Vietnam’s abortion rate equates to 2.5 abortions per woman per lifetime, indicating a high level of repeat abortion. This is despite a high prevalence of contraceptive use of 78% among married women [3]. Abortion among young Vietnamese women is also increasing: in Ho Chi Minh City (HCMC), the number of abortions among females aged 10–24 years increased from 781 in 2005 to 2235 in 2007 [4] and [5].
Vietnam’s contraceptive provision is skewed toward the intrauterine device (IUD), which, particularly among young women, is not always the preferred contraceptive method. High rates of IUD discontinuation for method-related reasons have been documented in Vietnam, which might potentially contribute to the country’s high abortion rate [6]. Whereas 1 abortion is indicative of unintended pregnancy, repeat abortion might signify a need for improvement in family planning programs to support women presenting for terminations in adopting—and continuing on—a contraceptive method of their choice [7].
There are a number of factors that contribute to a high abortion rate.
The thing is, contraception has always presented as a panacea.

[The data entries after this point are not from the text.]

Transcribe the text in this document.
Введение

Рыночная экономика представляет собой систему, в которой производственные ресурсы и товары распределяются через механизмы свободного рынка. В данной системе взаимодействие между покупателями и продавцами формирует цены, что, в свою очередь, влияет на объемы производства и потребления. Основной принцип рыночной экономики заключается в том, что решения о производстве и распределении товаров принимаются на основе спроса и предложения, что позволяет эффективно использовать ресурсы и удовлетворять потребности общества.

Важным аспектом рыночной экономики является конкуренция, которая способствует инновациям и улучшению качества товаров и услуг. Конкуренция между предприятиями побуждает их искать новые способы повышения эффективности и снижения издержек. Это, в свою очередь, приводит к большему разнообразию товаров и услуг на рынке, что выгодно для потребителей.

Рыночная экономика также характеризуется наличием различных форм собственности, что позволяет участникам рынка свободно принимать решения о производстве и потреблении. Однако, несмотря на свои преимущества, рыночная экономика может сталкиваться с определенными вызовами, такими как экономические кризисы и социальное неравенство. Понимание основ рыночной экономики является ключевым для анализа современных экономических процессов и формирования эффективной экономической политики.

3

If a society just accepts contraception, all will be well!
Vietnam is a society that accepts abortion and contraception.
And they still have high abortion rates.
Because nothing remains stable once you introduce more contraception.
Contraception advocates believe that once contraception is introduced, all things remain equal.
They don't.
Desires change. Intentions change. Behaviours change. Accessibility to abortion and contraception change.

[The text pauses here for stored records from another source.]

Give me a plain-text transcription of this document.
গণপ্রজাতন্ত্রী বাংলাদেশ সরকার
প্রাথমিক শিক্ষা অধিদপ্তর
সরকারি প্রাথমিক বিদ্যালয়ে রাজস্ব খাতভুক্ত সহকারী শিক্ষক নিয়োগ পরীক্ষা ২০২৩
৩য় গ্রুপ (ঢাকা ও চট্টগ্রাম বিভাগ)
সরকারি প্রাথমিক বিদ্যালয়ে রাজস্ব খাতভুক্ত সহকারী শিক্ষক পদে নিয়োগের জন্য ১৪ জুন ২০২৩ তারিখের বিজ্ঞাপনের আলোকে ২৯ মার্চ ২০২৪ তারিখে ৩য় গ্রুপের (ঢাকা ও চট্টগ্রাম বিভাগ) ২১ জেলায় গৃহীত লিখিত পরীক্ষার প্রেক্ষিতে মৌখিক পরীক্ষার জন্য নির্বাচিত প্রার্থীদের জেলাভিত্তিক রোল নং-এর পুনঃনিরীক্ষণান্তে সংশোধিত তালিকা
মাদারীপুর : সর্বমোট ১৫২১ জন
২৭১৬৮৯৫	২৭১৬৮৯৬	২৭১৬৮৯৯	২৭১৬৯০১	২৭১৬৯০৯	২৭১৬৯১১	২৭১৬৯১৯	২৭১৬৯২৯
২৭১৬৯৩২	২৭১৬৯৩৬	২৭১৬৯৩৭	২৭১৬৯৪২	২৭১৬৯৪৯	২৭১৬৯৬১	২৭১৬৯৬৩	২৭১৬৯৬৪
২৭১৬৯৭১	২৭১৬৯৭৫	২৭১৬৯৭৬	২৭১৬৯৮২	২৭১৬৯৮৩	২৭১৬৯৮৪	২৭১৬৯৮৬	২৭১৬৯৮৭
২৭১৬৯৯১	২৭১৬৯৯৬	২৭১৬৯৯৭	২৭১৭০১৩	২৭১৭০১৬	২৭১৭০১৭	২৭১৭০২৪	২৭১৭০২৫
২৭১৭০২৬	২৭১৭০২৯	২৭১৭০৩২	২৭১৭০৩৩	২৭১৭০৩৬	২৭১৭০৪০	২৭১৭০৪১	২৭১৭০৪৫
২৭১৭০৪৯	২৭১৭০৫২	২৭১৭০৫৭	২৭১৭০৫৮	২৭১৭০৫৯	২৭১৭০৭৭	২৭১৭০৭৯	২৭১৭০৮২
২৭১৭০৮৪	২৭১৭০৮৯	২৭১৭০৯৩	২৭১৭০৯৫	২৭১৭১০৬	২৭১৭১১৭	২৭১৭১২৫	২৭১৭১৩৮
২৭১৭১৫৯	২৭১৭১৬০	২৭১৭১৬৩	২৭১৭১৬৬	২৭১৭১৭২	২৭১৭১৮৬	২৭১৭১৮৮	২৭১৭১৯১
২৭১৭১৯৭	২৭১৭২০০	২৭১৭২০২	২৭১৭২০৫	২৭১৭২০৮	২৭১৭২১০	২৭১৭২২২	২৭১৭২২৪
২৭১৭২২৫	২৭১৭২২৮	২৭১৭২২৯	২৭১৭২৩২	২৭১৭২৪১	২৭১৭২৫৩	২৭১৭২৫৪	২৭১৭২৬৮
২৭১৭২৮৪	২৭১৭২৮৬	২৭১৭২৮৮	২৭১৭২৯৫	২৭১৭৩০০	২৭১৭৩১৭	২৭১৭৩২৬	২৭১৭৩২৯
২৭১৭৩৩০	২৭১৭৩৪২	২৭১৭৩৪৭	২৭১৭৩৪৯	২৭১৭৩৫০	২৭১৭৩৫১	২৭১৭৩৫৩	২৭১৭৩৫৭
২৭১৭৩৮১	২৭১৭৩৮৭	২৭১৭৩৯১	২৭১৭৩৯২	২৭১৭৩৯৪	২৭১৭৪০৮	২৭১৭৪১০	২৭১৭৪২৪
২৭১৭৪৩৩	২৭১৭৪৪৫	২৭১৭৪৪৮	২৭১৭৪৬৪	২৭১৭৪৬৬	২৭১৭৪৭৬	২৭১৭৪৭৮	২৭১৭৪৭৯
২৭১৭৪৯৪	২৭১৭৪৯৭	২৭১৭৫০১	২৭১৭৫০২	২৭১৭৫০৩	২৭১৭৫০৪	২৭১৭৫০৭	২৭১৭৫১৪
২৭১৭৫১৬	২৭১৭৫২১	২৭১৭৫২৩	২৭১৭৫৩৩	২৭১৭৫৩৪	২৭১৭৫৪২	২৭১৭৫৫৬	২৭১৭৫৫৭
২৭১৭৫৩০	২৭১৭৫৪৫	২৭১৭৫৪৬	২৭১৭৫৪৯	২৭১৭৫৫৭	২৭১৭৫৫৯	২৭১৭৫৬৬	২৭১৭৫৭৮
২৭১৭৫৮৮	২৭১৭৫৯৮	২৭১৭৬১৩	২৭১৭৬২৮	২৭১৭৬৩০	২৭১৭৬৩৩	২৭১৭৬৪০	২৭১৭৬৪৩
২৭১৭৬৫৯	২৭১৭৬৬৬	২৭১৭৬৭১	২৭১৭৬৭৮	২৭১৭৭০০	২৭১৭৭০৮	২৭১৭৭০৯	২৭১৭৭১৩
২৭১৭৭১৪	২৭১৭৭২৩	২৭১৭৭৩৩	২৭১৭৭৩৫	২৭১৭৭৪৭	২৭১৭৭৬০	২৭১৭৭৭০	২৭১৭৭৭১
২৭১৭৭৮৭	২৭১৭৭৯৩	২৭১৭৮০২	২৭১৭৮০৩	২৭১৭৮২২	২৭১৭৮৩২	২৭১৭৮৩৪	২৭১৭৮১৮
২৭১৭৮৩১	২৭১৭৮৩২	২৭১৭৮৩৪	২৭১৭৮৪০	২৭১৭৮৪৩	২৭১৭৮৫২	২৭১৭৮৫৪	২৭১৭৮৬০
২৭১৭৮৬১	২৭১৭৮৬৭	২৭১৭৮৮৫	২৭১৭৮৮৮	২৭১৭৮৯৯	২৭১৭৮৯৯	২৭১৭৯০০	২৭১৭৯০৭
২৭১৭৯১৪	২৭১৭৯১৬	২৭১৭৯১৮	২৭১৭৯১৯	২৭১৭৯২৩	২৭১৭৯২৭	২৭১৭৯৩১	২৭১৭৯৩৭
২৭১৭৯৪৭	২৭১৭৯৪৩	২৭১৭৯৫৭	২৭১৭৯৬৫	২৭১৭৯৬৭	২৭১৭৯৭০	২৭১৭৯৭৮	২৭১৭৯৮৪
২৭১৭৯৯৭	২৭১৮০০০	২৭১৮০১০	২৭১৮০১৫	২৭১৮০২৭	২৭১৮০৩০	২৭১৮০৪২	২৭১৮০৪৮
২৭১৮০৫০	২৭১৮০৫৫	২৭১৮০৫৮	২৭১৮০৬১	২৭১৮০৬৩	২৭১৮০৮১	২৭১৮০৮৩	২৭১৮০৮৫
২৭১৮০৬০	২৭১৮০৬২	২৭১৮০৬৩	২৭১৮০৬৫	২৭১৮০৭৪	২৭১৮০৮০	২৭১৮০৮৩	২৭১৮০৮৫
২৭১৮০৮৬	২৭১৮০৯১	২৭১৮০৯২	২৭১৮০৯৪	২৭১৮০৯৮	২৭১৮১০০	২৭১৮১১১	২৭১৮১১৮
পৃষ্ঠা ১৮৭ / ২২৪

What history has shown us is that widespread contraception use does not lead to a very low rate of abortion.
It does not make the need for abortion to disappear.
If anything, contraception makes abortion more necessary, because abortion is back-up contraception.
Attitude is what ultimately affects the abortion rate. If you accept the unborn child is a human being, and that killing human beings is wrong, you are far more likely to reject abortion.